- Hangul: 낙랑국
- Hanja: 樂浪國
- RR: Nangnangguk
- MR: Nangnangguk

= Nangnang Kingdom =

Theorized ancient kingdom in Korea

Nangnang Kingdom was a kingdom located in the northwestern part of the Korean Peninsula according to Samguk sagi. The kingdom's independence, however, is debated. According to the ancient Korean record of Samguk Sagi, the King of Nangnang named Choi Ri met the Prince Hodong of Goguryeo and let him marry his daughter, the Princess of Nakrang. When Prince Hodong asked the princess to break drums and horns in the Nangnang's armory to prevent the kingdom's guards from alerting the attack by Goguryeo, the princess followed Hodong's instructions, leading to Nangnang being conquered by Goguryeo.

== Dispute regarding independence ==

The view regarding Nangnang's independence is disputed. While Chinese and Japanese scholars claim that the name Nangnang actually refers to the Lelang Commandery of China's Han dynasty and Choi Ri was Lelang's governor rather than a King, Korean scholars often view Nangnang as an independent kingdom.

=== Korean perspective ===
Korean scholars tend to view Nangnang as an independent kingdom given that the ancient Korean record Samguk Sagi referred to Nangnang as a kingdom and Choi Ri as Nangnang's King (樂浪王). They also point out the lack of Chinese record mentioning Choi Ri as the official of Lelang. It is also noted that Goguryeo must had attacked Lelang Commandry during the time period mentioned in Samguk Sagi if the name Nangnang indeed referred to Lelang. However, there is no record of such war between Goguryeo and Lelang at the mentioned time, suggesting that Nangnang was possibly a different state than Lelang.

Because the record of Samguk Sagi also suggested that Choi Ri and Hodong met near modern-day Hamhung, some South Korean scholars speculate Nangnang to be a kingdom centered around Hamhung, possibly related to the several states that briefly evolved and lived after the abolishment of Lelang Commandery, before being absorbed by Goguryeo.

North Korean academia fully assert that Nangnang was an independent country that existed in modern-day Pyongyang and composed Mahan confederacy, arguing Lelang Commandery to be actually located near Liao River of Liaodong Peninsula. The North Korean academia also speculate the Chinese-style ruins and relics found in Pyongyang to be either the war bounties, introduced through trade, or even forged. They also emphasize that the Korean characteristics found in the ruins and relics should not be negated.

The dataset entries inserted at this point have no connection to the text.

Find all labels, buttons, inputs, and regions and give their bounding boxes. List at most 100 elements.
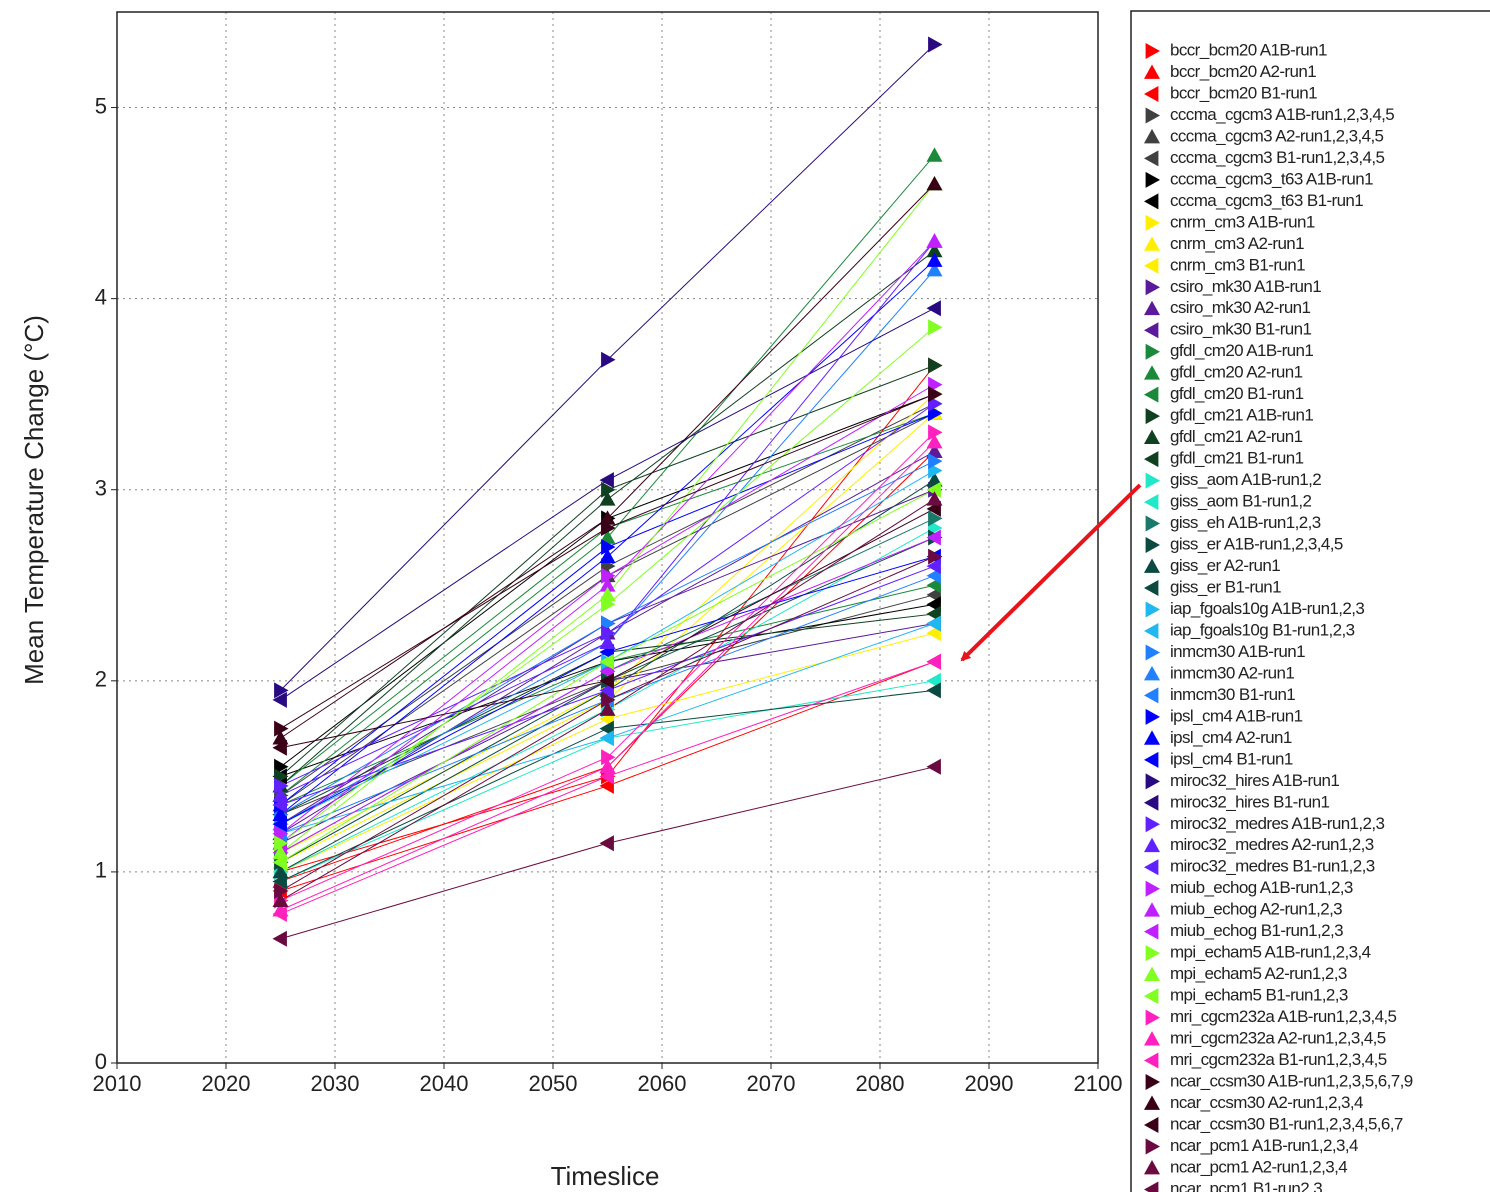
legend-marker	[1144, 687, 1159, 704]
legend-label: giss_er A1B-run1,2,3,4,5	[1170, 535, 1343, 554]
legend-marker	[1144, 128, 1160, 144]
data-point	[599, 768, 614, 785]
data-point	[599, 730, 614, 747]
data-point	[928, 357, 943, 374]
legend-label: mri_cgcm232a A2-run1,2,3,4,5	[1170, 1029, 1386, 1048]
data-point	[926, 758, 941, 775]
legend-marker	[1145, 644, 1160, 661]
data-point	[926, 443, 943, 458]
x-tick-label: 2100	[1074, 1071, 1123, 1096]
data-point	[599, 529, 616, 544]
legend-label: cccma_cgcm3 B1-run1,2,3,4,5	[1170, 148, 1384, 167]
legend-marker	[1144, 966, 1160, 982]
legend-marker	[1144, 236, 1160, 251]
legend-marker	[1145, 43, 1160, 59]
legend-label: gfdl_cm20 A2-run1	[1170, 363, 1303, 382]
data-point	[928, 510, 943, 527]
legend-marker	[1144, 300, 1160, 316]
legend-marker	[1144, 85, 1159, 102]
legend-label: bccr_bcm20 A1B-run1	[1170, 40, 1327, 59]
data-point	[599, 634, 616, 649]
data-point	[272, 730, 289, 745]
legend-marker	[1145, 472, 1160, 489]
legend-label: miub_echog A2-run1,2,3	[1170, 900, 1342, 919]
legend-label: cccma_cgcm3 A1B-run1,2,3,4,5	[1170, 105, 1394, 124]
legend-label: ncar_pcm1 A1B-run1,2,3,4	[1170, 1136, 1358, 1155]
data-point	[272, 787, 289, 802]
legend-marker	[1145, 537, 1160, 554]
data-point	[274, 777, 289, 794]
legend-marker	[1145, 279, 1160, 296]
x-tick-label: 2090	[965, 1071, 1014, 1096]
data-point	[601, 691, 616, 708]
legend-label: miub_echog A1B-run1,2,3	[1170, 878, 1353, 897]
data-point	[928, 424, 943, 441]
data-point	[599, 701, 616, 716]
data-point	[272, 797, 287, 814]
legend-label: mpi_echam5 B1-run1,2,3	[1170, 986, 1348, 1005]
data-point	[601, 625, 616, 642]
legend-label: csiro_mk30 B1-run1	[1170, 320, 1311, 339]
data-point	[926, 147, 943, 162]
data-point	[926, 300, 941, 317]
data-point	[926, 682, 941, 699]
legend-label: gfdl_cm20 B1-run1	[1170, 384, 1304, 403]
legend-marker	[1145, 1138, 1160, 1155]
data-point	[926, 491, 943, 506]
legend-label: miub_echog B1-run1,2,3	[1170, 921, 1343, 940]
legend-marker	[1144, 859, 1159, 876]
legend-label: miroc32_hires A1B-run1	[1170, 771, 1339, 790]
legend-label: cnrm_cm3 A1B-run1	[1170, 212, 1315, 231]
legend-label: giss_eh A1B-run1,2,3	[1170, 513, 1321, 532]
legend-label: ipsl_cm4 A1B-run1	[1170, 706, 1303, 725]
data-point	[928, 319, 943, 336]
legend-label: mpi_echam5 A2-run1,2,3	[1170, 964, 1347, 983]
legend-marker	[1144, 902, 1160, 917]
legend-marker	[1144, 193, 1159, 210]
plot-area: 0 1 2 3 4 5 2010 2020 2030 2040 2050 2060 2070 2080 20…	[93, 11, 1123, 1096]
y-tick-label: 0	[95, 1049, 107, 1074]
data-point	[272, 691, 287, 708]
legend-marker	[1145, 214, 1160, 231]
x-tick-label: 2030	[311, 1071, 360, 1096]
data-point	[599, 510, 616, 525]
legend-label: inmcm30 A2-run1	[1170, 663, 1294, 682]
data-point	[926, 653, 941, 670]
data-point	[274, 720, 289, 737]
legend: bccr_bcm20 A1B-run1 bccr_bcm20 A2-run1 bcc…	[1144, 40, 1413, 1192]
legend-label: giss_er A2-run1	[1170, 556, 1280, 575]
data-point	[928, 453, 943, 470]
data-point	[601, 539, 616, 556]
y-tick-label: 4	[95, 284, 107, 309]
legend-box	[1130, 10, 1490, 1192]
x-tick-label: 2040	[420, 1071, 469, 1096]
legend-label: bccr_bcm20 B1-run1	[1170, 83, 1317, 102]
data-point	[272, 863, 289, 879]
data-point	[599, 653, 614, 670]
legend-label: miroc32_medres A1B-run1,2,3	[1170, 814, 1385, 833]
legend-marker	[1144, 794, 1159, 811]
annotation-arrow	[960, 483, 1142, 662]
legend-label: mri_cgcm232a A1B-run1,2,3,4,5	[1170, 1007, 1397, 1026]
legend-label: iap_fgoals10g A1B-run1,2,3	[1170, 599, 1364, 618]
legend-label: cnrm_cm3 A2-run1	[1170, 234, 1304, 253]
data-point	[928, 548, 943, 565]
legend-label: cnrm_cm3 B1-run1	[1170, 255, 1305, 274]
data-point	[599, 491, 616, 506]
data-point	[272, 892, 289, 907]
legend-label: ncar_pcm1 A2-run1,2,3,4	[1170, 1157, 1347, 1176]
legend-label: gfdl_cm21 A1B-run1	[1170, 406, 1313, 425]
legend-marker	[1144, 1159, 1160, 1175]
legend-marker	[1145, 343, 1160, 360]
legend-marker	[1144, 580, 1159, 596]
legend-label: cccma_cgcm3_t63 A1B-run1	[1170, 169, 1373, 188]
legend-label: giss_aom A1B-run1,2	[1170, 470, 1321, 489]
legend-marker	[1145, 880, 1160, 897]
data-point	[272, 739, 287, 756]
legend-label: gfdl_cm21 B1-run1	[1170, 449, 1304, 468]
legend-marker	[1144, 1095, 1160, 1110]
legend-label: ipsl_cm4 B1-run1	[1170, 749, 1293, 768]
legend-label: ncar_pcm1 B1-run2,3	[1170, 1179, 1322, 1192]
legend-marker	[1145, 773, 1160, 790]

=== Chinese and Japanese perspective ===
The Chinese and Japanese scholars state that the Nangnang Kingdom was just another name used to refer to the Lelang Commandery of the Chinese Han dynasty. This perspective claims that it was referred to with the name of a kingdom because the residents were autonomous but were ultimately controlled by the Chinese commandery. The King of Nangnang was also interpreted to be the same title as the governor of the commandery.

Kenji Takahisa (Professor of Korean history at Senshu University) mentions “In that theory, there were Nangnang Kingdom which founded by old Korean ethnic group in Pyongyang, not Lelang Commandery of Han. However, it is difficult to prove this theory because there are many tombs influenced by Han culture found in Pyongyang, while there were not related archaeological and historical resources related to Lelang Commandery in Liaoning area.”

Shouei Mishina criticized the claim that Nangnang Kingdom was different from the Lelang Commandery and said that it ignored the situation of Lelang Commandery of the Eastern Han dynasty.